Ma penso anche a me, a noi, figli dei Figli della Guerra, cui quella sensazione è stata trasmessa nelle culle col carillon, nei biberon igienizzati riempiti a latte senza lattosio addizionato con proteine. Noi, cui niente è mancato, nutrimento, istruzione, medicinali, svago e opportunità, e che niente abbiamo apprezzato perché il cibo sulla tavola era normale, l’auto, la televisione, i cellulari e il progresso erano normali, la libertà di pensiero e di azione era normale, normale, la pace sui nostri cieli, nelle nostre acque e nella nostra terra e, in questa normalità che ci apparteneva come diritto acquisito, abbiamo chiuso gli occhi e ci siamo crogiolati, sordi e ciechi alle guerre degli altri, alla miseria degli altri, alle battaglie umanitarie degli altri, che pure davanti ci sfilavano.
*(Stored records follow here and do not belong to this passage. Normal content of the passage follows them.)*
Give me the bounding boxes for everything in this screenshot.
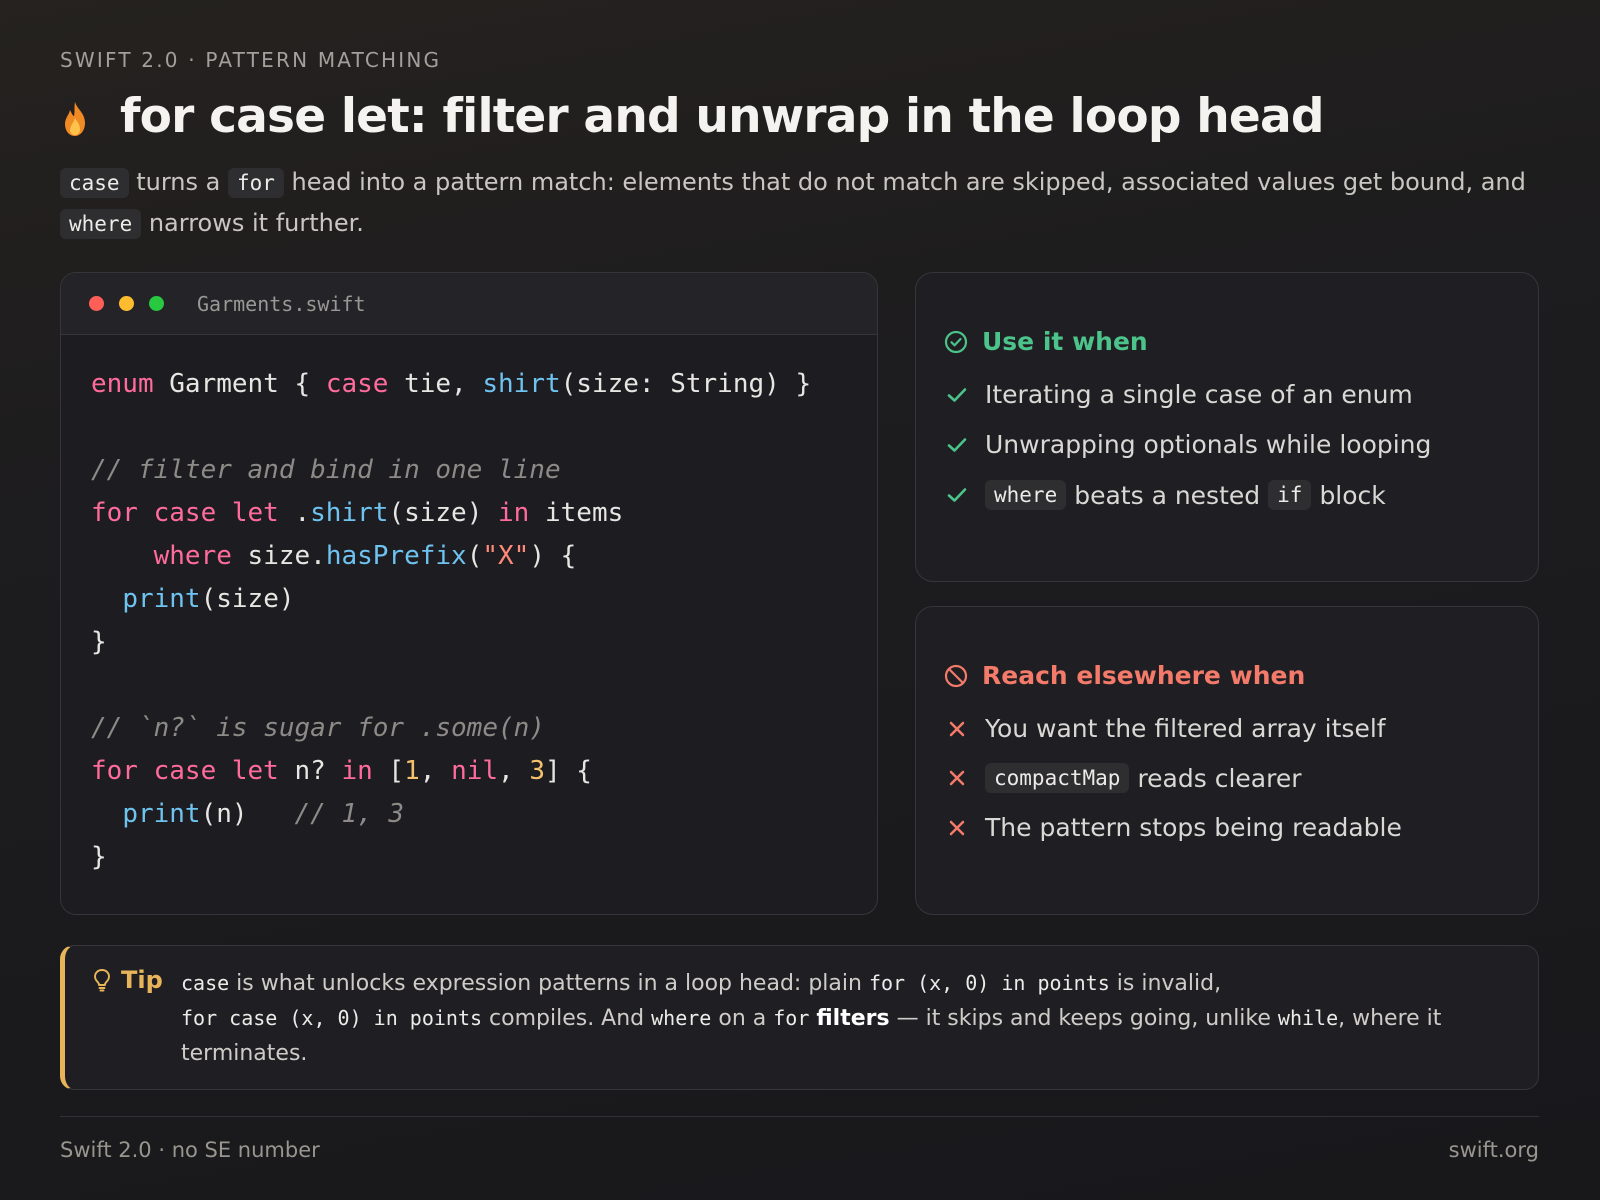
avoid-card-heading: Reach elsewhere when (944, 661, 1305, 690)
list-item: where beats a nested if block (946, 480, 1386, 510)
footer-link[interactable]: swift.org (1449, 1138, 1539, 1162)
code-window: Garments.swift enum Garment { case tie, … (60, 272, 878, 915)
x-icon (946, 820, 968, 836)
page-title: for case let: filter and unwrap in the l… (120, 88, 1325, 144)
check-circle-icon (944, 330, 968, 353)
list-item: compactMap reads clearer (946, 763, 1302, 793)
tip-body: case is what unlocks expression patterns… (181, 971, 1442, 1066)
inline-code: if (1268, 480, 1312, 510)
inline-code: case (60, 168, 129, 198)
eyebrow: SWIFT 2.0 · PATTERN MATCHING (60, 48, 442, 72)
inline-code: for (227, 168, 284, 198)
check-icon (946, 487, 968, 503)
close-dot[interactable] (89, 296, 104, 311)
prohibited-icon (944, 664, 968, 687)
list-item: Unwrapping optionals while looping (946, 430, 1431, 459)
use-it-when-card: Use it when Iterating a single case of a… (915, 272, 1539, 582)
use-card-heading: Use it when (944, 327, 1148, 356)
inline-code: where (60, 209, 142, 239)
list-item: The pattern stops being readable (946, 813, 1402, 842)
filename: Garments.swift (197, 291, 366, 316)
code-window-titlebar: Garments.swift (61, 273, 877, 335)
tip-label: Tip (93, 966, 163, 994)
title-row: for case let: filter and unwrap in the l… (60, 86, 1325, 146)
zoom-dot[interactable] (149, 296, 164, 311)
reach-elsewhere-card: Reach elsewhere when You want the filter… (915, 606, 1539, 915)
tip-callout: Tip case is what unlocks expression patt… (60, 945, 1539, 1090)
list-item: Iterating a single case of an enum (946, 380, 1413, 409)
x-icon (946, 721, 968, 737)
x-icon (946, 770, 968, 786)
inline-code: compactMap (985, 763, 1130, 793)
minimize-dot[interactable] (119, 296, 134, 311)
code-block: enum Garment { case tie, shirt(size: Str… (91, 369, 812, 872)
inline-code: where (985, 480, 1067, 510)
list-item: You want the filtered array itself (946, 714, 1386, 743)
check-icon (946, 387, 968, 403)
footer-divider (60, 1116, 1539, 1117)
check-icon (946, 437, 968, 453)
footer-version: Swift 2.0 · no SE number (60, 1138, 320, 1162)
flame-icon (65, 102, 85, 136)
lightbulb-icon (94, 969, 110, 992)
lede: case turns a for head into a pattern mat… (60, 162, 1550, 244)
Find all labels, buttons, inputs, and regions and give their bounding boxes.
Ecco, noi, che tutto abbiamo avuto, diventiamo, soltanto oggi, consapevoli che tutto possiamo perdere e in questa minaccia stanno racchiuse le nostre paure. Le aspettative tradite fanno male, soprattutto quando si dà l’esito per scontato, così come fa male scoprire che l’amore non durerà per sempre nonostante per sempre sia stato pronunciato sull’altare e l’ascolto donato non ci sarà ricambiato nonostante, all’amicizia, ci avessimo creduto Ma un tradimento così non l’avevamo ancora provato.

E anche a noi tocca assaporare il dolore, l’illusione, la disillusione e pure il senso di sconfitta, anche se sconfitti del tutto, ancora, non ci sentiamo. Ma la nostra mente è acerba e il nostro pensiero standardizzato e le nostre mani inerti e la nostra volontà blanda e la speranza… la speranza, non sappiamo farla diventare pianta commestibile. E, come sospesi su una terra di mezzo, vaghiamo, con le ossa rotte, provando a schivare i buchi neri che inghiottono le nostre certezze e ricordano le nostre mancanze.